Capitulo 2a

Estaba de pie mirando de frente a los hechiceros, o al menos pienso que eran hechiceros o magos, ya que pudieron invocarnos a este mundo, y se necesita magia para lograr tal objetivo, mientras ellos se miraban entre si y hacían comentarios, fije mis ideas.

Lo mas probable es que yo fuese un héroe invocado, había leído en historietas y en novelas, acerca de los héroes invocados, los cuales poseían poderes increíbles, quizá yo también podría hacer uso de ellos, y salvar a este mundo utilizándolos correctamente, mi mente empezó a divagar en las aventuras que podría tener, aunque mi prioridad es Clara, ella es frágil y débil, necesito encontrarla cuanto antes, y ellos deben de tener alguna idea.

-Diganme donde se encuentra ella- exclame molesto.

Lo sentimos yusha... - Mi nombre es Elliot - interrumpí al sujeto.
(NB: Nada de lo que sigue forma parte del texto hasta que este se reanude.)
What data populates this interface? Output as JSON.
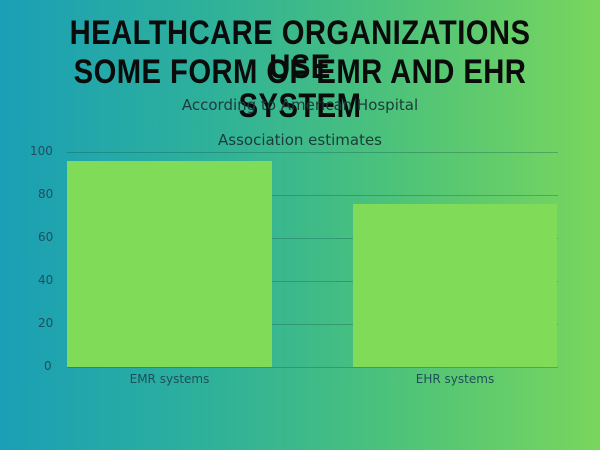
{
  "header": {
    "title_line1": "HEALTHCARE ORGANIZATIONS USE",
    "title_line2": "SOME FORM OF EMR AND EHR SYSTEM",
    "subtitle_line1": "According to American Hospital",
    "subtitle_line2": "Association estimates"
  },
  "axis": {
    "ticks": [
      "100",
      "80",
      "60",
      "40",
      "20",
      "0"
    ]
  },
  "bars": [
    {
      "label": "EMR systems",
      "value": 96
    },
    {
      "label": "EHR systems",
      "value": 76
    }
  ],
  "colors": {
    "bar": "#80db58",
    "bg_start": "#1a9fb6",
    "bg_end": "#79d65d"
  },
  "chart_data": {
    "type": "bar",
    "title": "HEALTHCARE ORGANIZATIONS USE SOME FORM OF EMR AND EHR SYSTEM",
    "subtitle": "According to American Hospital Association estimates",
    "categories": [
      "EMR systems",
      "EHR systems"
    ],
    "values": [
      96,
      76
    ],
    "xlabel": "",
    "ylabel": "",
    "ylim": [
      0,
      100
    ],
    "yticks": [
      0,
      20,
      40,
      60,
      80,
      100
    ],
    "grid": true,
    "legend": "none"
  }
}
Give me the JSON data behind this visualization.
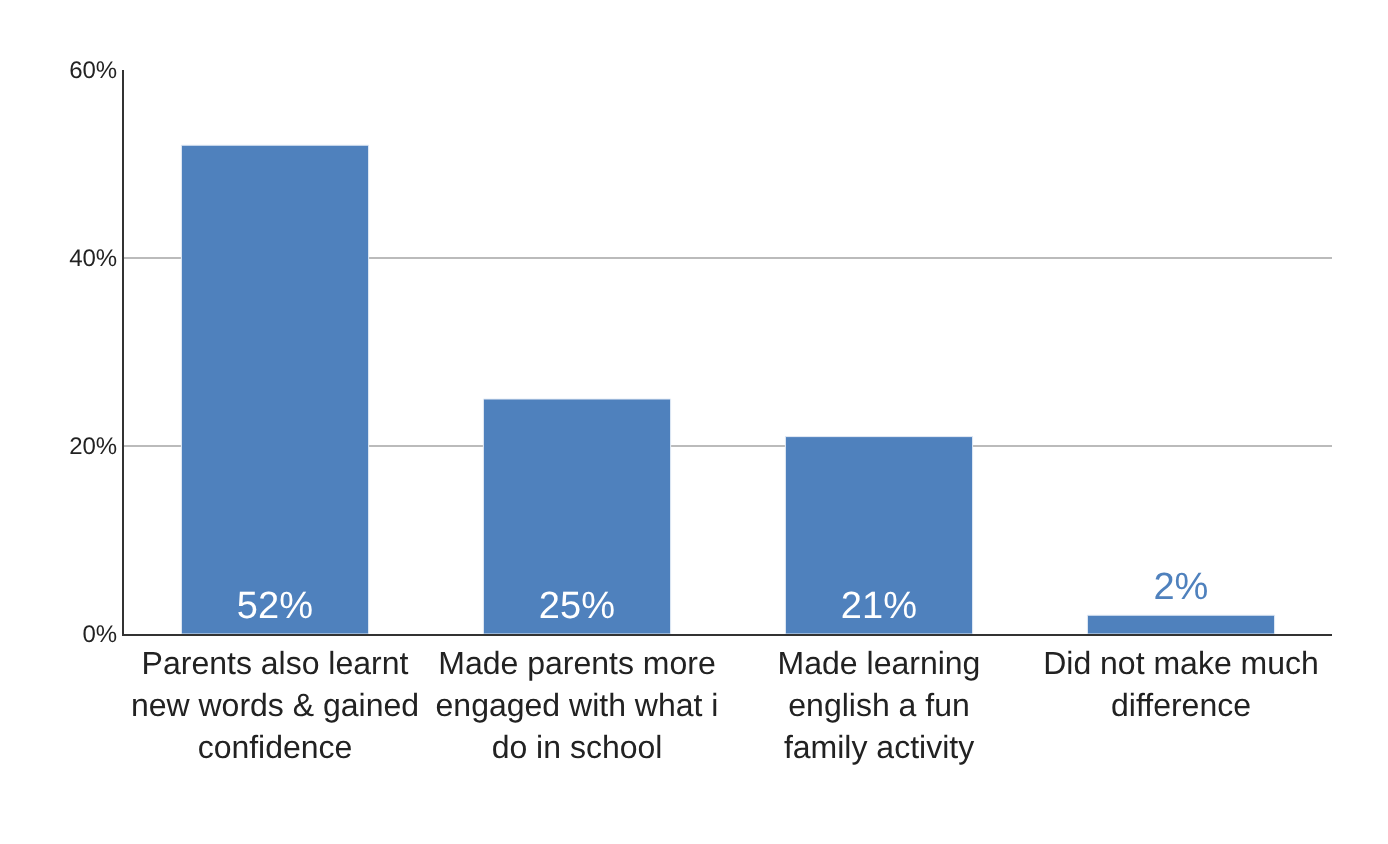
{
  "chart_data": {
    "type": "bar",
    "categories": [
      "Parents also learnt new words & gained confidence",
      "Made parents more engaged with what i do in school",
      "Made learning english a fun family activity",
      "Did not make much difference"
    ],
    "values": [
      52,
      25,
      21,
      2
    ],
    "value_labels": [
      "52%",
      "25%",
      "21%",
      "2%"
    ],
    "color": "#4f81bd",
    "ylim": [
      0,
      60
    ],
    "yticks": [
      {
        "value": 0,
        "label": "0%"
      },
      {
        "value": 20,
        "label": "20%"
      },
      {
        "value": 40,
        "label": "40%"
      },
      {
        "value": 60,
        "label": "60%"
      }
    ],
    "grid": "y"
  }
}
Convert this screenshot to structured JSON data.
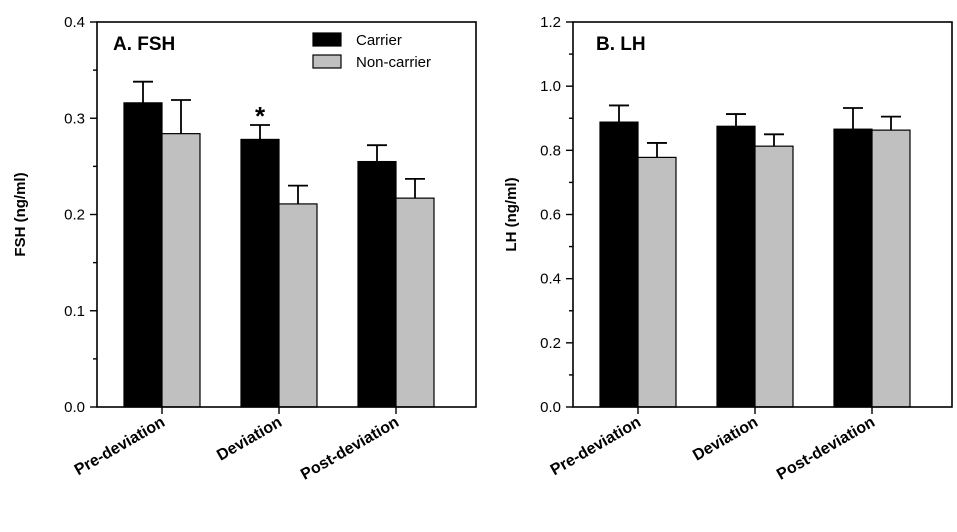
{
  "chart_data": [
    {
      "type": "bar",
      "title": "A. FSH",
      "ylabel": "FSH (ng/ml)",
      "xlabel": "",
      "ylim": [
        0,
        0.4
      ],
      "yticks": [
        "0.0",
        "0.1",
        "0.2",
        "0.3",
        "0.4"
      ],
      "categories": [
        "Pre-deviation",
        "Deviation",
        "Post-deviation"
      ],
      "series": [
        {
          "name": "Carrier",
          "color": "#000000",
          "values": [
            0.316,
            0.278,
            0.255
          ],
          "errors": [
            0.022,
            0.015,
            0.017
          ]
        },
        {
          "name": "Non-carrier",
          "color": "#c0c0c0",
          "values": [
            0.284,
            0.211,
            0.217
          ],
          "errors": [
            0.035,
            0.019,
            0.02
          ]
        }
      ],
      "annotations": [
        {
          "text": "*",
          "category": "Deviation",
          "series": "Carrier"
        }
      ],
      "legend": {
        "position": "top-right"
      }
    },
    {
      "type": "bar",
      "title": "B. LH",
      "ylabel": "LH (ng/ml)",
      "xlabel": "",
      "ylim": [
        0,
        1.2
      ],
      "yticks": [
        "0.0",
        "0.2",
        "0.4",
        "0.6",
        "0.8",
        "1.0",
        "1.2"
      ],
      "categories": [
        "Pre-deviation",
        "Deviation",
        "Post-deviation"
      ],
      "series": [
        {
          "name": "Carrier",
          "color": "#000000",
          "values": [
            0.888,
            0.875,
            0.866
          ],
          "errors": [
            0.052,
            0.038,
            0.066
          ]
        },
        {
          "name": "Non-carrier",
          "color": "#c0c0c0",
          "values": [
            0.778,
            0.813,
            0.863
          ],
          "errors": [
            0.045,
            0.037,
            0.042
          ]
        }
      ]
    }
  ]
}
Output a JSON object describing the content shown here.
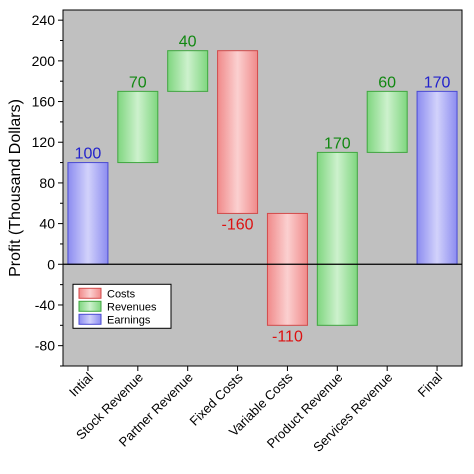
{
  "chart_data": {
    "type": "bar",
    "subtype": "waterfall",
    "title": "",
    "xlabel": "",
    "ylabel": "Profit (Thousand Dollars)",
    "ylim": [
      -100,
      250
    ],
    "yticks": [
      -80,
      -40,
      0,
      40,
      80,
      120,
      160,
      200,
      240
    ],
    "categories": [
      "Intial",
      "Stock Revenue",
      "Partner Revenue",
      "Fixed Costs",
      "Variable Costs",
      "Product Revenue",
      "Services Revenue",
      "Final"
    ],
    "bars": [
      {
        "category": "Intial",
        "kind": "Earnings",
        "start": 0,
        "end": 100,
        "label": "100"
      },
      {
        "category": "Stock Revenue",
        "kind": "Revenues",
        "start": 100,
        "end": 170,
        "label": "70"
      },
      {
        "category": "Partner Revenue",
        "kind": "Revenues",
        "start": 170,
        "end": 210,
        "label": "40"
      },
      {
        "category": "Fixed Costs",
        "kind": "Costs",
        "start": 210,
        "end": 50,
        "label": "-160"
      },
      {
        "category": "Variable Costs",
        "kind": "Costs",
        "start": 50,
        "end": -60,
        "label": "-110"
      },
      {
        "category": "Product Revenue",
        "kind": "Revenues",
        "start": -60,
        "end": 110,
        "label": "170"
      },
      {
        "category": "Services Revenue",
        "kind": "Revenues",
        "start": 110,
        "end": 170,
        "label": "60"
      },
      {
        "category": "Final",
        "kind": "Earnings",
        "start": 0,
        "end": 170,
        "label": "170"
      }
    ],
    "legend": {
      "placement": "lower-left",
      "entries": [
        {
          "name": "Costs",
          "kind": "Costs"
        },
        {
          "name": "Revenues",
          "kind": "Revenues"
        },
        {
          "name": "Earnings",
          "kind": "Earnings"
        }
      ]
    },
    "colors": {
      "Costs": {
        "fill": "#f08a8a",
        "light": "#fbd0d0",
        "stroke": "#d24a4a",
        "label": "#dd1111"
      },
      "Revenues": {
        "fill": "#7fd67f",
        "light": "#cdf1cd",
        "stroke": "#3fa63f",
        "label": "#118811"
      },
      "Earnings": {
        "fill": "#8c8cf0",
        "light": "#d2d2fb",
        "stroke": "#4a4ad2",
        "label": "#2222cc"
      },
      "plot_background": "#c0c0c0"
    },
    "grid": false
  }
}
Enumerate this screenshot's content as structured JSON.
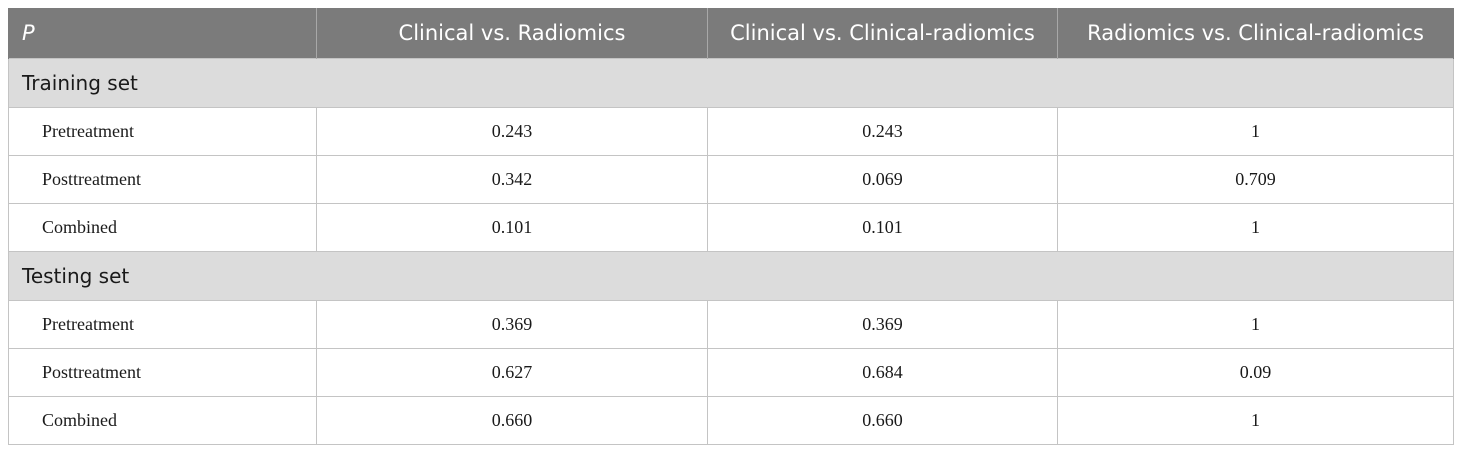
{
  "table": {
    "headers": [
      "P",
      "Clinical vs. Radiomics",
      "Clinical vs. Clinical-radiomics",
      "Radiomics vs. Clinical-radiomics"
    ],
    "sections": [
      {
        "title": "Training set",
        "rows": [
          {
            "label": "Pretreatment",
            "values": [
              "0.243",
              "0.243",
              "1"
            ]
          },
          {
            "label": "Posttreatment",
            "values": [
              "0.342",
              "0.069",
              "0.709"
            ]
          },
          {
            "label": "Combined",
            "values": [
              "0.101",
              "0.101",
              "1"
            ]
          }
        ]
      },
      {
        "title": "Testing set",
        "rows": [
          {
            "label": "Pretreatment",
            "values": [
              "0.369",
              "0.369",
              "1"
            ]
          },
          {
            "label": "Posttreatment",
            "values": [
              "0.627",
              "0.684",
              "0.09"
            ]
          },
          {
            "label": "Combined",
            "values": [
              "0.660",
              "0.660",
              "1"
            ]
          }
        ]
      }
    ]
  }
}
- Lo sentimos... Elliot, no lo sabemos, se supone que la invocación es individual, en los escritos antiguos nunca se hablo acerca de una doble invocación, ella debió haber quedado fuera de ello y solo tu fuiste traído al reino Mythrilo -

- ¡Espera! ¿Reino Mythrilo? ¿Aquí tienen ese metal en existencia en serio?... /no no NO, concéntrate, - dije en voz alta - ¡No! ella entro primero al circulo, y yo salte junto a ella - tras decir esto hubo mas murmullos en la sala.

- Sal.. saltaste al circulo de invocación?, no... no... no... - bajo la mirada mientras sus energías se desvanecían y caia al suelo, ya en el suelo pude ver que su cabello era de color azul oscuro.

- Chico, deberías de tener la fuerza para destruir la roca con un golpe, y la resistencia de un Wyvern de garras escarlata, chico... golpea el suelo por favor - exclamo un viejo de cabello verde oscuro.

Si realmente era un héroe invocado, no me importaba salvar este mundo si con ello podía recuperar a mi novia, resistencia y fuerza descomunal… sonreí y empece a respirar agitadamente, ¿yo... un héroe?, bestias, monstruos, subir de nivel, aprender magia, seria genial todo, me agache y golpee el suelo con todas mis fuerzas, tras lo cual, me hice daño y sangre empezó a brotar de mis nudillos, salte con los ojos llorosos y agitando la mano, mientras dos pantallas aparecían frente a mi.

'Resistencia a los golpes aprendida, nivel 1, exp 22%'

'Perforación de roca, técnica aprendida, nivel 1, exp 1%'

La mayoría de ellos se tiro al suelo, exclamando maldiciones, solo la chica morada y un joven con cabello naranja, se quedaron de pie.

-Yusha Elliot, no tienes ningún poder del hablado en las escrituras- eres un fraude, me señalo el tipo naranja.

-Un fraude ni que cosa, ustedes me invocaron esperando una salvación, y lo único que tengo son estas pantallas de aprendizaje. - exclame molesto por la actitud de todos ellos.

-Quizá.. y solo quizá... la chica clara de la que hablas, se llevó los poderes, puede que ella tenga la resistencia y la fuerza, de la que tanto se habla en las escrituras, tu amiga está a salvo pero debes encontrarla y nos debe de ayudar a salvar nuestro mundo de la gran caída - hablo la chica.

-¿Cual es tu nombre?... ¿cuales son sus nombres? no puedo nombrarlos por sus colores de cabello, aparte ¿porque tanta variedad de colores?, de igual manera, dices que ella ¿puede estar a salvo? - señale a morada.

- Mi nombre es Vivy - Hablo morada

- Yo soy Sandar - Dijo naranja

- Cafer, Roin, Blas, Mirao, Rimbick, Derwal, Petif, Boris, Zii, Wendel. - Terminaron de presentarse.

- Si puede estar a salvo Yusha Elliot, prometo ayudar a buscarla, pero prométenos que nos ayudaras en la gran caída, ya usamos todo nuestro poder y no podemos apoyarnos en nadie mas - soltó Vivy con tono desesperado.

Me voltee de espaldas a ellos, una sonrisa se dibujo en mi, obviamente iba a ayudarlos, una historia épica, aventuras, misiones, subir de rango, era todo lo que esperaba de un mundo alterno, y Clara podía estar a salvo, agradecía que ella tuviera mis poderes, yo puedo mejorar, pero ella debe estar bien, debe de estar a salvo...

Cerre los ojos y me di la vuelta, - Necesito armas, saber si puedo aprender magia, y algo de dinero, Hay un mundo que salvar y una chica que rescatar - les dije a los presentes mientras ellos me

miraban inseguros de poner su confianza en mi.